Kegiatan ini menjadi ruang strategis untuk menyatukan perspektif berbagai pihak dalam merumuskan arah pembangunan yang lebih adil dan inklusif.
Forum diskusi tersebut dihadiri oleh unsur pemerintah daerah, lembaga negara dan lembaga independen, organisasi masyarakat sipil, serta mahasiswa dari berbagai wilayah di Kalimantan Barat.
Selain itu, Kehadiran berbagai pemangku kepentingan ini memperkuat semangat kolaborasi dalam mengintegrasikan prinsip-prinsip HAM ke dalam kebijakan dan program pembangunan daerah.
Kepala Sekretariat Komnas HAM Kalimantan Barat, Nelly Yusnita, dalam sambutannya menekankan bahwa pembangunan yang berkelanjutan harus menempatkan manusia sebagai pusat perhatian.
"Keberagaman kondisi sosial, geografis, dan budaya di Kalimantan Barat menuntut pendekatan pembangunan yang inklusif, adil, dan responsif terhadap kebutuhan masyarakat," ujar Nelly, Selasa (31/3).
Pada sesi pemaparan materi, Dr.

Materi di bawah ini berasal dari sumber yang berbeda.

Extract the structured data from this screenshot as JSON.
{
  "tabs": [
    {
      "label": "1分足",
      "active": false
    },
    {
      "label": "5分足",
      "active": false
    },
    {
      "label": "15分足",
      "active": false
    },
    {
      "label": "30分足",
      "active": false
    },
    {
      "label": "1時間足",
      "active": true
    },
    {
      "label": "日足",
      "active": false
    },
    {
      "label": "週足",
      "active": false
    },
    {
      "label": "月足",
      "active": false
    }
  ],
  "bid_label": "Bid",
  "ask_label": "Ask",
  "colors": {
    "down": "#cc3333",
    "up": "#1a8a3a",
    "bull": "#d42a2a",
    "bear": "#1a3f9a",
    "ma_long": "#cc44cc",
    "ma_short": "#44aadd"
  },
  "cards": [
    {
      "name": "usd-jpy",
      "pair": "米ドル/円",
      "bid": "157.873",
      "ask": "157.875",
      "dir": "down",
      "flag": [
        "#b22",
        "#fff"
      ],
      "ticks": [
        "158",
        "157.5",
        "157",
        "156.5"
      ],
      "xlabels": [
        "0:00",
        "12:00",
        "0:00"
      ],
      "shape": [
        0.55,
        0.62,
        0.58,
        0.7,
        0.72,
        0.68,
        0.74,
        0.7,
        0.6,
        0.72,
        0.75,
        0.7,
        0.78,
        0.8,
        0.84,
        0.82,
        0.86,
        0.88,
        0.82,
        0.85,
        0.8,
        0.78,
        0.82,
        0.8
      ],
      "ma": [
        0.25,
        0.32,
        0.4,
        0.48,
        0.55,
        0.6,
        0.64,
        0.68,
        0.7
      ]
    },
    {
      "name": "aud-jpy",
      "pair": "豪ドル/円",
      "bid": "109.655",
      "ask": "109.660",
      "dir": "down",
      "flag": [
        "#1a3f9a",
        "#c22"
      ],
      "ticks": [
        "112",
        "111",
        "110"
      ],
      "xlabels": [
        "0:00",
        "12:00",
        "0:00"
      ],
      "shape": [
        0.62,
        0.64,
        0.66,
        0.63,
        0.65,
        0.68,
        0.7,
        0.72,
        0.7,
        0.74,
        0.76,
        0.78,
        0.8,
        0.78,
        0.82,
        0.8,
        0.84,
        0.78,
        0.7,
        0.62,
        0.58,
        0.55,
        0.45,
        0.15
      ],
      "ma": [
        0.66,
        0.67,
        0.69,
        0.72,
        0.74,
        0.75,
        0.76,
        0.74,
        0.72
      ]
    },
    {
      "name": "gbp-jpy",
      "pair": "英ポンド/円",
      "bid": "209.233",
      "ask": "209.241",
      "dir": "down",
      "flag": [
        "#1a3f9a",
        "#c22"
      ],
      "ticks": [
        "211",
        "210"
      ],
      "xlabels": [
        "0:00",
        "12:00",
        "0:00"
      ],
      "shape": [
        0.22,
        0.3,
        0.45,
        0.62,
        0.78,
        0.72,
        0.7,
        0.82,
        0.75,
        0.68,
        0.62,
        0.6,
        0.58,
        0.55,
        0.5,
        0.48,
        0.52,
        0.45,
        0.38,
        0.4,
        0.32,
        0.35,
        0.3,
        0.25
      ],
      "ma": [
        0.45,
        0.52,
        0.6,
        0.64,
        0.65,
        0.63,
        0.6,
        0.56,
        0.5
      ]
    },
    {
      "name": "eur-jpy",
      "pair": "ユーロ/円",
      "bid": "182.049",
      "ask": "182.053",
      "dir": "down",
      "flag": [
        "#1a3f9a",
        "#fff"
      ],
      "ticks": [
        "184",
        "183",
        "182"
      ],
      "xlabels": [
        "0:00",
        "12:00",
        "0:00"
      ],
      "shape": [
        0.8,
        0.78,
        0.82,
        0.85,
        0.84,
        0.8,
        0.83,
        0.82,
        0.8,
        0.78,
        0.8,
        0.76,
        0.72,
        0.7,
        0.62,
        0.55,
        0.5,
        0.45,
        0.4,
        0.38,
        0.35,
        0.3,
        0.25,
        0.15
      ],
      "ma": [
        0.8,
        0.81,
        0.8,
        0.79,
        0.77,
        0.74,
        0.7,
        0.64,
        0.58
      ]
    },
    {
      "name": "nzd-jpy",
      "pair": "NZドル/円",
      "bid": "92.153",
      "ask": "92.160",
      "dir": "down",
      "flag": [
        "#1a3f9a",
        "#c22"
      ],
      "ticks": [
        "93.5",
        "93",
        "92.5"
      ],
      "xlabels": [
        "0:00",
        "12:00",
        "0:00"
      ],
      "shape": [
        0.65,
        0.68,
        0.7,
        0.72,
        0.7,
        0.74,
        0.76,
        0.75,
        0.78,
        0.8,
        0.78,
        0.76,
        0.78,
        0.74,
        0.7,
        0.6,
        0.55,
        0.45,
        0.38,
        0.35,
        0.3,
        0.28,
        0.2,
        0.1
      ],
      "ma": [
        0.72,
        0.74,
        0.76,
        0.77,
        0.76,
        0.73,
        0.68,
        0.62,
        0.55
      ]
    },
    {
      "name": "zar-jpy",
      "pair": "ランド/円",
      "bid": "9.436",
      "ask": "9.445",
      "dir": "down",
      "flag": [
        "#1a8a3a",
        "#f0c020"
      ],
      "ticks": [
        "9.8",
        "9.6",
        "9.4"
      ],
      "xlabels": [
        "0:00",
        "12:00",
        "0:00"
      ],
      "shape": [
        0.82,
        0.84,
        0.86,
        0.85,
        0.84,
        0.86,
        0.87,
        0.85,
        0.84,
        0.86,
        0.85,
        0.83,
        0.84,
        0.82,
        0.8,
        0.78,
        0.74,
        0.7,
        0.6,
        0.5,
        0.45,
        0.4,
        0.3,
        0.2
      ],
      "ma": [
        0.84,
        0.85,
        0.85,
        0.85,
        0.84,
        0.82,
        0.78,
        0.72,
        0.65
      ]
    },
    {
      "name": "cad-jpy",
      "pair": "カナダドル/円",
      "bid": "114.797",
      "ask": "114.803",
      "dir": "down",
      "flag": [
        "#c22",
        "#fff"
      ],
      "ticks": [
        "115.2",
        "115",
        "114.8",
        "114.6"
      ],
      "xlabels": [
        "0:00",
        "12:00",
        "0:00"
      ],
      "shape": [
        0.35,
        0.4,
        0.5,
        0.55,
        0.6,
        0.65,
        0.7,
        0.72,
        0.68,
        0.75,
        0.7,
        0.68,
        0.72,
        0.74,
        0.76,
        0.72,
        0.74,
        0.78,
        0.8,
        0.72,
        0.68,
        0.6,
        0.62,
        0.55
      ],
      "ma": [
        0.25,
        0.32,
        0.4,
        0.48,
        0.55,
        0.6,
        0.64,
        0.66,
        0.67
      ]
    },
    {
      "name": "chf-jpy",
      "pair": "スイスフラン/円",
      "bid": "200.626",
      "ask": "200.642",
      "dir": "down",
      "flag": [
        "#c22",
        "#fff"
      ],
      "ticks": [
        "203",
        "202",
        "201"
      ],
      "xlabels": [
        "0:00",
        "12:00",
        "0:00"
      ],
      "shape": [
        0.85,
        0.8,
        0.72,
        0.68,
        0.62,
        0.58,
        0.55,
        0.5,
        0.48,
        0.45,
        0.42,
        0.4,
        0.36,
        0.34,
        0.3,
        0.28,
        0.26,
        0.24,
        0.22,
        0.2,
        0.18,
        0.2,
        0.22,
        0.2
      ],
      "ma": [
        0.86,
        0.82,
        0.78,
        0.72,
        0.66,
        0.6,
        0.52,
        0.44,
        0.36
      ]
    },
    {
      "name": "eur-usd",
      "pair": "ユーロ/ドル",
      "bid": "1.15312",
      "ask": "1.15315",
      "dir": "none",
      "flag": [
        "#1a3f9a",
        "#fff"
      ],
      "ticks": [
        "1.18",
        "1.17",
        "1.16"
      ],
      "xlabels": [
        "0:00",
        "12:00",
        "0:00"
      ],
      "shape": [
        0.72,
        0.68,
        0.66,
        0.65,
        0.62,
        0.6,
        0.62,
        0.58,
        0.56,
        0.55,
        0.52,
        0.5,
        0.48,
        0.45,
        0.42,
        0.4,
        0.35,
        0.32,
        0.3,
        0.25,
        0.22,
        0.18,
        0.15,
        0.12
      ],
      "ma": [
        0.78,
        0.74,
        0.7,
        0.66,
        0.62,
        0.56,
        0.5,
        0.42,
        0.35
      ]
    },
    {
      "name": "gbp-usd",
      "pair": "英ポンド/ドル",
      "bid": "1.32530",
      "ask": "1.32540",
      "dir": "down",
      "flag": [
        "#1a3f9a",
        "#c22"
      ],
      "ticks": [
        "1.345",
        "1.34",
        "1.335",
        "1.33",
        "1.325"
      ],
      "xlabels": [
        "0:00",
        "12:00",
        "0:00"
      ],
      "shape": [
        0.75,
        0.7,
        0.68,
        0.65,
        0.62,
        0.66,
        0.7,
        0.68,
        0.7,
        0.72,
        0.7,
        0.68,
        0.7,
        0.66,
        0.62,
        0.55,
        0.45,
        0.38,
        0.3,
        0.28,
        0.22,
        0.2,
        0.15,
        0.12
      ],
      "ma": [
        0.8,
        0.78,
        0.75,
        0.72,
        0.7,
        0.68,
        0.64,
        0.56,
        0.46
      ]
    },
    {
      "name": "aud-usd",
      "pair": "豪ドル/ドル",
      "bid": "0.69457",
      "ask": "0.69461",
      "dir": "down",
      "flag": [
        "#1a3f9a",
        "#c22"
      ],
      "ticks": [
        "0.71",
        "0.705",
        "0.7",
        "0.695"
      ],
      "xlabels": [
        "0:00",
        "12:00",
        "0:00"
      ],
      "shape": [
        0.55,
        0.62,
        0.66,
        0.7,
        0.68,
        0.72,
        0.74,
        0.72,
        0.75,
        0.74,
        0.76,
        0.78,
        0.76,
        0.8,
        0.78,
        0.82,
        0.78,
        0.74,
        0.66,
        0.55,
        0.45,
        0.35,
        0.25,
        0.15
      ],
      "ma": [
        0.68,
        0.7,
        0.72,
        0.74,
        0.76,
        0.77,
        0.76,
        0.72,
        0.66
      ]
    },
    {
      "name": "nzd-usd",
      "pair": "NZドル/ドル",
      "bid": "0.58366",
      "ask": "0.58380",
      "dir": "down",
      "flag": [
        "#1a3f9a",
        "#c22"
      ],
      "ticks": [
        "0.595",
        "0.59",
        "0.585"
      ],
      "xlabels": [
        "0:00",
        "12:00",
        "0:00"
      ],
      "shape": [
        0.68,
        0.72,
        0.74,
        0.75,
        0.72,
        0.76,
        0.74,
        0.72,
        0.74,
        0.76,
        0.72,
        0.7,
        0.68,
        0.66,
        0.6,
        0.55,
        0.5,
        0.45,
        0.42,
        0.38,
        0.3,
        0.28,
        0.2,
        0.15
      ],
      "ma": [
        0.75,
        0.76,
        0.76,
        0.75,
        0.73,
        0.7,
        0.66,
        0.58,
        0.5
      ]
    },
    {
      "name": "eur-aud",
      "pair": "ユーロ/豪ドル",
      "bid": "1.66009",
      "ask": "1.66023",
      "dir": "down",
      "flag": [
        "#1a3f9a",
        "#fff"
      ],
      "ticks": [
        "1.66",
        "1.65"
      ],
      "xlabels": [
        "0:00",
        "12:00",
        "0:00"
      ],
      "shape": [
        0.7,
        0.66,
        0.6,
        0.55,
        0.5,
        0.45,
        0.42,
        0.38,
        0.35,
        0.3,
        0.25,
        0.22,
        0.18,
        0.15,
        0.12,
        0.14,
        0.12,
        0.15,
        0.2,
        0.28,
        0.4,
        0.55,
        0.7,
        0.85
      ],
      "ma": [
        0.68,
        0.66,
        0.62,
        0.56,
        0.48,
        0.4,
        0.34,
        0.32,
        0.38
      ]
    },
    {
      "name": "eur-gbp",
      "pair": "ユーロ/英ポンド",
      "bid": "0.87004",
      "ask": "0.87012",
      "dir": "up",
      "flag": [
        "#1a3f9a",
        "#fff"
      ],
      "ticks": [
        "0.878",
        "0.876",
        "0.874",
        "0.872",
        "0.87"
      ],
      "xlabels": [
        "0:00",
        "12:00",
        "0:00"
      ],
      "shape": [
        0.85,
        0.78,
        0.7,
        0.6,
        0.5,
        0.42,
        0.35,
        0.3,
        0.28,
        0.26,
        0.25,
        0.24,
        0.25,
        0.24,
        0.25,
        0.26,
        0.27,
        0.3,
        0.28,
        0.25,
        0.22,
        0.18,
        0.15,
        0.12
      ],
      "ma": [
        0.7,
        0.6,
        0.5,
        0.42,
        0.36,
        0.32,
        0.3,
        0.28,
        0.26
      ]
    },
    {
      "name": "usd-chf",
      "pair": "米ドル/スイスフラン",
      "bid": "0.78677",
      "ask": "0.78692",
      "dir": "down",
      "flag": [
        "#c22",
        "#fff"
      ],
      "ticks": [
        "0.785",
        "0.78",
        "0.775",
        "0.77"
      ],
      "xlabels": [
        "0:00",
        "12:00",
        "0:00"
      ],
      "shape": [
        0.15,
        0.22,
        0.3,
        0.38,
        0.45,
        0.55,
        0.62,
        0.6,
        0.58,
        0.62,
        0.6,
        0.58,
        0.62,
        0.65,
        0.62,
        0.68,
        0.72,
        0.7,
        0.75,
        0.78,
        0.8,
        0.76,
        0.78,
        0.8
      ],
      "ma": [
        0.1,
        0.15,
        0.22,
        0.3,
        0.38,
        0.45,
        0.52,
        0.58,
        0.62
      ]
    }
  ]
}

Purwanto, S.H., M.Hum., FCBArb., FIIArb. mengangkat sejumlah isu strategis HAM yang masih menjadi tantangan di daerah, seperti konflik sosial, perlindungan masyarakat adat, keterbatasan akses pendidikan di wilayah pedalaman, layanan kesehatan di kawasan perbatasan, serta persoalan lingkungan hidup.
"Pembangunan yang berpihak pada HAM harus mampu memastikan perlindungan bagi kelompok rentan sekaligus menghadirkan keadilan sosial secara nyata," ucap Dr. Purwanto.
Selanjutnya, Irwan Lahnisafitra, S.T., M.T. dari Badan Perencanaan Pembangunan, Riset dan Inovasi Daerah Provinsi Kalimantan Barat memaparkan capaian pembangunan yang menunjukkan perkembangan positif.
"Meskipun masih dihadapkan pada tantangan peningkatan kualitas sumber daya manusia dan pemerataan pendidikan," tutur Irwan.
Irwan, juga memperkenalkan inovasi program Desa SAKTI (Desa Bebas Angka Tidak Sekolah) sebagai langkah konkret memperluas akses pendidikan bagi seluruh anak usia sekolah.
Melalui FGD ini, Komnas HAM Kalimantan Barat kembali menegaskan peran strategisnya dalam pemajuan dan penegakan HAM melalui fungsi edukasi, pengkajian, pemantauan, dan mediasi.
Forum ini diharapkan menjadi titik awal penguatan sinergi lintas sektor agar kebijakan pembangunan di Kalimantan Barat semakin inklusif, berkelanjutan, serta mampu menghadirkan keadilan bagi seluruh masyarakat.